[Vm-dev] Issue 99 in cog: Link LZ4 Compression

Sat Oct 13 14:45:01 UTC 2012

On Sat, 13 Oct 2012, Camillo Bruni wrote:

>
>>>> I do not understand what this means. Is it a request for someone to
>>>> write a plugin?
>>> Link cog with the lz4 as a first step to write bindings with FFI/NativeBoost.
>>
>> An external plugin sounds a lot better to me.
> replace "link" with "bundle".
>
>> The larger the VM binary is, the slower it will be on today's CPUs.
>
> how come?

It's because of the cache hierarchy. You don't have control over what will 
be where in a binary, or what sizes and levels of cache a CPU has. The 
smaller the binary is, the higher the chance that the part of the VM which 
needs to be used right now is in the CPU cache. I wrote about this a few 
years ago. I found that building all non-essential plugins as external 
gives ~4-5% better performance (using the Interpreter).

>
>> Make it work, make it right, make it fast. You don't have the system yet, but you want to make it fast already?
>
> I agree 100% if you implement everything from scratch by yourself.
> But in this case it's relying on an external project, which will give me speedup for free ;).

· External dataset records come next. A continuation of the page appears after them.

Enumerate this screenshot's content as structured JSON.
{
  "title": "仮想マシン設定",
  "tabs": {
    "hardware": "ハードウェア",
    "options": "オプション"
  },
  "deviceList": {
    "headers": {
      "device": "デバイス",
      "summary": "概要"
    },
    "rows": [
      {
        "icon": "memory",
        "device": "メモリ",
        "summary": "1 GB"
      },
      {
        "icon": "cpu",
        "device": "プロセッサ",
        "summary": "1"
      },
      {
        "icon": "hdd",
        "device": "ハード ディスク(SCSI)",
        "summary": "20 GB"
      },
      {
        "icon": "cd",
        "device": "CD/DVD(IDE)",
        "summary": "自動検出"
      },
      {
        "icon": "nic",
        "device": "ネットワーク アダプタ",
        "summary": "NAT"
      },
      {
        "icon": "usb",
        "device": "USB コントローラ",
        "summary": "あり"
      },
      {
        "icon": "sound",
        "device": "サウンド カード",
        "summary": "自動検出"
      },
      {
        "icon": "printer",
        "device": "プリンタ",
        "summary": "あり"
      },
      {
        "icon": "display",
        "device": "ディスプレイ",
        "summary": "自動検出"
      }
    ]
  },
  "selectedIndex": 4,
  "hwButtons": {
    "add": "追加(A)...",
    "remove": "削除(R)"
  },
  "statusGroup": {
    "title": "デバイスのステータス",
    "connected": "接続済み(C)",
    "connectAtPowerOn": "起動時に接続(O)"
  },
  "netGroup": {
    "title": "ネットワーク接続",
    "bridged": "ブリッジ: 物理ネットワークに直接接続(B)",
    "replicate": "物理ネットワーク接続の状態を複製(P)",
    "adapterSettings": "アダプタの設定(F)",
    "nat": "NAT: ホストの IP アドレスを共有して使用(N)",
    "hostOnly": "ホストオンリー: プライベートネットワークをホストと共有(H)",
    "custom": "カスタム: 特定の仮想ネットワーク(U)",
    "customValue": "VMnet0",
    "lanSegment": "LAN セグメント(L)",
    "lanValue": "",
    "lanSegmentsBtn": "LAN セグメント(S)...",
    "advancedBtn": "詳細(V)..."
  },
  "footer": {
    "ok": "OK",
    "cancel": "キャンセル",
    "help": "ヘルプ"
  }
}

So you have the system ready to be tested with compression via FFI to find 
out if it makes sense to use it at all or not. There's still no reason to 
add extra code to the VM yet, because noone knows if it's worth it or not.

>
>
>>> Plus by having a super-fast compression library at hand decompression would
>>> essentially be a NOP.
>>>
>>
>> I didn't see any benchmarks where (de)compression is done on small chunks of data (a few kilobytes at most - which is your intended use case).
>
> see [1]

I don't see where that paper is "talking" about the size of the exported 
chunks, or where it contains (de)compression benchmarks done on small 
chunks of data. Please be more specific.

>
>> And even though the (de)compression might not make much difference in runtime, it definitely will give higher CPU usage, which is unwelcome in some cases (e.g. mobile devices).
>
> well it runs on multiple cores. Cog runs on a single core. So wasting some CPU cycles
> on the non-used cores won't harm that much.
>
> For mobile devices you might simply not want the image to swap, hence you will pay
> a lot of attention to make sure it stays small. So yes, in this case you won't rely
> directly on such a features.
>
> However swapping out unused parts of the system and reload them are still interesting
> on such a "limited" platform  [1]. And in this case you exactly don't want to waste
> cycles on loading the data, so compression in memory is interesting again.
>
>> It might result in lower overall CPU usage too, but the ~2 compression ration makes me think that it's unlikely.
>
>
> It does if it makes swapping out data cheaper, that's a win. But here you don't
> show me benchmarks either ;)

IIUC there's an unspecified (probably non-public/not open source) project. 
You'd like to do some experiments with it (because you have access to it) 
and therefore you want to add some extra code (not useful for most users) 
to the public VM (used by everyone) to support that expriment. Am I right?

Btw, I'm not showing any benchmarks, because I don't know what to measure.

Levente

>
>
> [1] http://rmod.lille.inria.fr/archives/papers/Mart11c-COMLAN-ObjectSwapping.pdf
>
>